Implementation experience
Posted: Thu Feb 13, 2025 4:14 am
The company "Informzashchita" has completed several projects on the implementation of GRC solutions. But in this article we will tell about the work on the project of implementing the GRC system in a Moscow bank, which is a settlement center of a leading payment service, one of the largest in the Russian Federation. The project implements tasks on automating internal control processes for SOX, risk management, risk assessment, and control procedure management. This made it possible to fully automate the activities of internal auditors, save time, and receive reliable and up-to-date analytics and reporting.

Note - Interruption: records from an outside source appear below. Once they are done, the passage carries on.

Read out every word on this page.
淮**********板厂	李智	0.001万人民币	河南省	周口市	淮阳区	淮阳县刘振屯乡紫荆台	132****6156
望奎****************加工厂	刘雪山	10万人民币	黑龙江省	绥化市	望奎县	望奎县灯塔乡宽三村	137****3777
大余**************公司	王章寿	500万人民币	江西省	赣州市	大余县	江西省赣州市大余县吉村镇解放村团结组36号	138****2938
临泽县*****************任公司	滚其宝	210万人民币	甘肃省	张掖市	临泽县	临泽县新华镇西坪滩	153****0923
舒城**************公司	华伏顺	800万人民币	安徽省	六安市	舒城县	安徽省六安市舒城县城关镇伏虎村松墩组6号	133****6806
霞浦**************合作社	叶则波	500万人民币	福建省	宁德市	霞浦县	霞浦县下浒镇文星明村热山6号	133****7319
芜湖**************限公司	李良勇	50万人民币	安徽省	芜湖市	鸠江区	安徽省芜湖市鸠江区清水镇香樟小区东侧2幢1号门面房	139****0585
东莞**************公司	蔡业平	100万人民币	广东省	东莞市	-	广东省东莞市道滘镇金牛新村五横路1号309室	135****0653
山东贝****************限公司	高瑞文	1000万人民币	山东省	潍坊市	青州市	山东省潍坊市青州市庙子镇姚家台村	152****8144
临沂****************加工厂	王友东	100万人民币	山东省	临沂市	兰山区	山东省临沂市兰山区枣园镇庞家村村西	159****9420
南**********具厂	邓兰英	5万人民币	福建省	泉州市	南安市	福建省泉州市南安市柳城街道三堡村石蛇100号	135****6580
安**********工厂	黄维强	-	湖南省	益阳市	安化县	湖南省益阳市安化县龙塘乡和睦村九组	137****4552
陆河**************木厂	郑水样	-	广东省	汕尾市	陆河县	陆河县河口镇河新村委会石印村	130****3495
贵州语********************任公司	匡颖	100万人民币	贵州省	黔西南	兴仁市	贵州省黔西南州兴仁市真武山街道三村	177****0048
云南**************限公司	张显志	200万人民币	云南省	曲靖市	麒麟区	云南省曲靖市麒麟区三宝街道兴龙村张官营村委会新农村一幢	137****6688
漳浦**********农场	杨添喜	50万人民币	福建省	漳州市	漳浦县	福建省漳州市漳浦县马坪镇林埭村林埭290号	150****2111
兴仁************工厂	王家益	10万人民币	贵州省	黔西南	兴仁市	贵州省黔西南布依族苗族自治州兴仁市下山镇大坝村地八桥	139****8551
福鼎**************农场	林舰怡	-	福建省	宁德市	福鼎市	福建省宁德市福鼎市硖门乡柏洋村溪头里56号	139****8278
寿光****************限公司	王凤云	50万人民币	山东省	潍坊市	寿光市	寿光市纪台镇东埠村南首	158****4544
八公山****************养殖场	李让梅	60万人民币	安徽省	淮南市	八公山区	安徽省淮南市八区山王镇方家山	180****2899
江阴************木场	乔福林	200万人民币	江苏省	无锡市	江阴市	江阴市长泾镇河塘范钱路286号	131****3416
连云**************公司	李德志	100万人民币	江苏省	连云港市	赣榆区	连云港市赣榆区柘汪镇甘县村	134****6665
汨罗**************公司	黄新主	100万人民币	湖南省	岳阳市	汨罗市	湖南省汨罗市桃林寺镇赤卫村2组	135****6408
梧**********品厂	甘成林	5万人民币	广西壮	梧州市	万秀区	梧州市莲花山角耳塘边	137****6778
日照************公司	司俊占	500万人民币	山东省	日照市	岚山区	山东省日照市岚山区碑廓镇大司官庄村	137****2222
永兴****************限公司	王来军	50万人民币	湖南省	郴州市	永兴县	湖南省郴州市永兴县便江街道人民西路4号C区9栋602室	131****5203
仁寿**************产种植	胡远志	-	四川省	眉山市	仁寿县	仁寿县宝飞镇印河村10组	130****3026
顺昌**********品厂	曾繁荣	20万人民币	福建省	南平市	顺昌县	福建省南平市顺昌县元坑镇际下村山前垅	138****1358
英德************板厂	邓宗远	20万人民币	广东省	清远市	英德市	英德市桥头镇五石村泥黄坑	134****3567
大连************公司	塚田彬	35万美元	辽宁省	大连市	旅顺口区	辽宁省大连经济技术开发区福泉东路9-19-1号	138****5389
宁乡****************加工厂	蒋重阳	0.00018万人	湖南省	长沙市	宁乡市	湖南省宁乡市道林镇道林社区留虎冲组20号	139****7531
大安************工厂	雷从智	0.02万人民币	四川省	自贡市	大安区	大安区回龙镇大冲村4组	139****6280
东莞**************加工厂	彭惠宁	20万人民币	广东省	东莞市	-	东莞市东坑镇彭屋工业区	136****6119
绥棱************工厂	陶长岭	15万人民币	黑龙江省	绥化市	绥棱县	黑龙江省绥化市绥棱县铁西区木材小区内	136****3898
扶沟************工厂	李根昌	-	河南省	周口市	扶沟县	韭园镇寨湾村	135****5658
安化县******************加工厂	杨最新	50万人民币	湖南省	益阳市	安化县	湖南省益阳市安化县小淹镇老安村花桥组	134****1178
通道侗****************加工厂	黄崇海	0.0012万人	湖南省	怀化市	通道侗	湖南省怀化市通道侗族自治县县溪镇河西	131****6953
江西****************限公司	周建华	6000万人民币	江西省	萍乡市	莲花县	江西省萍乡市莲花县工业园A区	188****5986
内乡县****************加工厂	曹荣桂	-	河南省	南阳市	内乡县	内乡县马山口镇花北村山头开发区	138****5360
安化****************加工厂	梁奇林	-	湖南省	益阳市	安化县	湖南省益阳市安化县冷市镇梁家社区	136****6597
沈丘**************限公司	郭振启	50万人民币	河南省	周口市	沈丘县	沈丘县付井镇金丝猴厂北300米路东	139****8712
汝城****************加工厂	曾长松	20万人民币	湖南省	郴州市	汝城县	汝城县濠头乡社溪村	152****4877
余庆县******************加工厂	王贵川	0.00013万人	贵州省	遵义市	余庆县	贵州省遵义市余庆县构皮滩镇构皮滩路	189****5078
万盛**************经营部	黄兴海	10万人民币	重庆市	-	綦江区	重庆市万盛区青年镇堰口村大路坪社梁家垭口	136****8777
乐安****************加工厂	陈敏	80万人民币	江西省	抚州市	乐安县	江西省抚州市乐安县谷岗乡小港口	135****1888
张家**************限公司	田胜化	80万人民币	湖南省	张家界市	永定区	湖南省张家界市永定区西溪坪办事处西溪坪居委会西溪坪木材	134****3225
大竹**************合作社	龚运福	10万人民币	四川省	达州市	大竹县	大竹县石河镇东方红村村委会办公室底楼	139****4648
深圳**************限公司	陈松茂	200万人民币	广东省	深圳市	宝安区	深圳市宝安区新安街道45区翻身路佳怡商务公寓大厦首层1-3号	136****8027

Using this project as an example, we can highlight the following successfully implemented tasks within the framework of improving the corporate risk management system and compliance with SOX requirements:
implementation of a single register of all risks and senegal whatsapp data procedures, as well as the results of their testing and evaluation, with restricted access for more than 300 users;
automation of the existing risk management (ERM) process in terms of risk registration and assessment; with the ability to track the assessment process by each user, as well as the development and approval of action plans;
automation of the KPI calculation process;
automation of the process of registration and approval of control procedures, conducting an audit in accordance with the SOX standard by automatically generating an audit perimeter for each business process, with the ability to monitor the progress of the audit by each auditor;
automation of the generation of up-to-date financial and analytical reports and dashboards within the framework of ERM and SOX processes.
Thus, the organization has the opportunity to control the entire process of risk management of the company through a single interface, while each participant in the process works strictly within the framework of their business tasks. And thanks to the ability to receive prompt notifications about any changes by email or mobile phone, the response time to changes in each of the management processes has been significantly reduced. The time required to develop and coordinate new periodic events, such as risk assessment, audit and registration of its results, filling out a self-assessment sheet by automatically generating templates in the system, allowing you to send up-to-date data in the context of the necessary business processes to experts in a couple of mouse clicks, has also been reduced.
Using this project as an example, we can highlight the following successfully implemented tasks within the framework of improving the corporate risk management system and compliance with SOX requirements:
implementation of a single register of all risks and senegal whatsapp data procedures, as well as the results of their testing and evaluation, with restricted access for more than 300 users;
automation of the existing risk management (ERM) process in terms of risk registration and assessment; with the ability to track the assessment process by each user, as well as the development and approval of action plans;
automation of the KPI calculation process;
automation of the process of registration and approval of control procedures, conducting an audit in accordance with the SOX standard by automatically generating an audit perimeter for each business process, with the ability to monitor the progress of the audit by each auditor;
automation of the generation of up-to-date financial and analytical reports and dashboards within the framework of ERM and SOX processes.
Thus, the organization has the opportunity to control the entire process of risk management of the company through a single interface, while each participant in the process works strictly within the framework of their business tasks. And thanks to the ability to receive prompt notifications about any changes by email or mobile phone, the response time to changes in each of the management processes has been significantly reduced. The time required to develop and coordinate new periodic events, such as risk assessment, audit and registration of its results, filling out a self-assessment sheet by automatically generating templates in the system, allowing you to send up-to-date data in the context of the necessary business processes to experts in a couple of mouse clicks, has also been reduced.